Security 3.0: while internal threats are becoming a force to be reckoned with, many security companies are developing a Security 2.0 strategy that incorporates content compliance and other technologies to protect company assets against the employees themselves. I believe security companies should focus on aggressively protecting against outside threats, yet stimulate and enable the internal exchange of information. Content compliance should be checked but not enforced. The integrity of your business lies in the hearts and minds of people, not technology. Moving on, Security 3.0 is a platform strategy consisting of a framework in which a multitude of vendors can provide plugins that separate threat detection from distribution. It will be a free-market in which the best technology will plug into a framework that allows this technology to be used on any type of information, in motion or at rest. I believe many stack owners and security behemoths will play a pivotal role in defining the key components of this security platform and new security specialists will define the new, and highly specialized, security threat detection capabilities.

Bottom line: plenty of acquisition opportunities continue to exist for emerging security companies as the incumbents and stack owners battle to own a large part of the security framework that is essential to instill trust with customers.
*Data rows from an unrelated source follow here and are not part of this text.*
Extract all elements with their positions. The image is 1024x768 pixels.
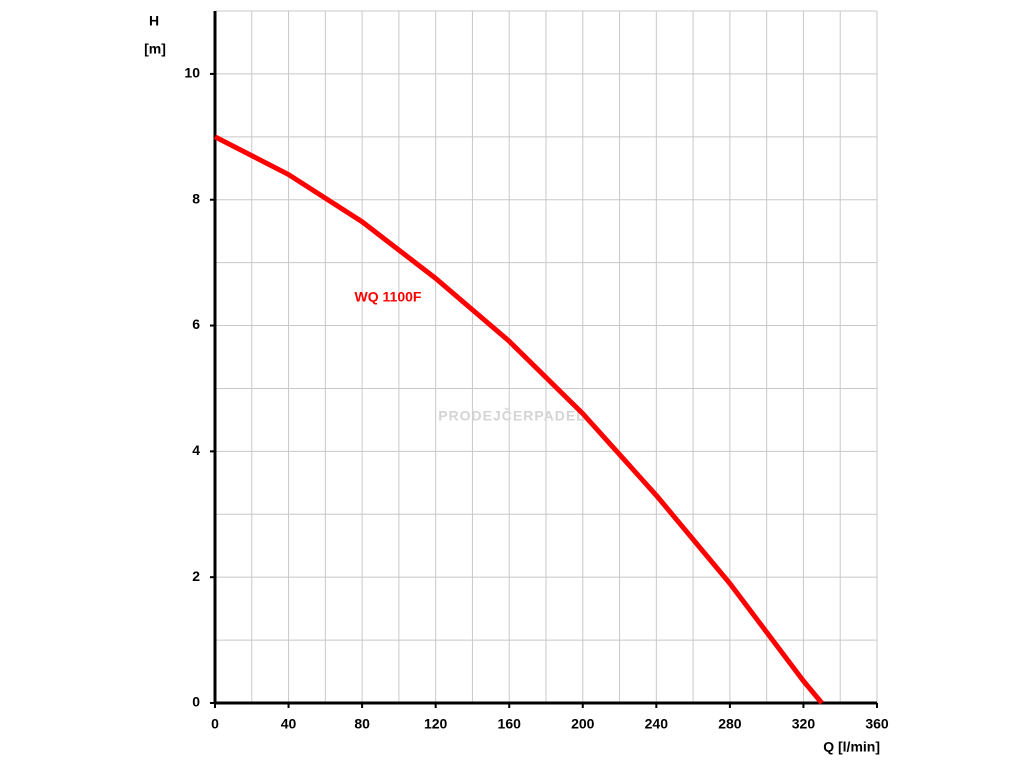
x-tick-label: 360: [865, 716, 889, 732]
x-tick-label: 240: [645, 716, 669, 732]
y-tick-label: 0: [192, 694, 200, 710]
x-tick-label: 40: [281, 716, 297, 732]
x-tick-label: 80: [354, 716, 370, 732]
curve-annotation: WQ 1100F: [355, 289, 422, 305]
x-tick-label: 200: [571, 716, 595, 732]
x-tick-label: 120: [424, 716, 448, 732]
y-axis-unit: [m]: [144, 41, 166, 57]
y-tick-label: 2: [192, 568, 200, 584]
x-tick-label: 0: [211, 716, 219, 732]
series-line: [213, 134, 824, 705]
y-axis-label: H: [149, 13, 159, 29]
x-tick-label: 280: [718, 716, 742, 732]
x-tick-label: 160: [498, 716, 522, 732]
watermark: PRODEJČERPADEL: [438, 407, 586, 424]
y-tick-label: 10: [184, 65, 200, 81]
x-axis-label: Q [l/min]: [823, 739, 880, 755]
y-tick-label: 6: [192, 316, 200, 332]
y-tick-label: 8: [192, 190, 200, 206]
y-tick-label: 4: [192, 442, 200, 458]
x-tick-label: 320: [792, 716, 816, 732]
The size of after-market providers like Jiffy-Lube, AutoZone is larger than the market size of the car manufacturers, proving that after-markets will exist for quite some time. Security is still the after-market of the technology industry and I see no vendor changing that paradigm significantly today. New security vendors will continue to reap rewards and the incumbents will slowly move towards owning something they’ve never had, a technology (or platform) stack.


The sign of an intelligent nation is its willingness and ability to reinvent itself, upstream. Let’s inspire the world with new rigors of excellence we first and successfully apply to ourselves.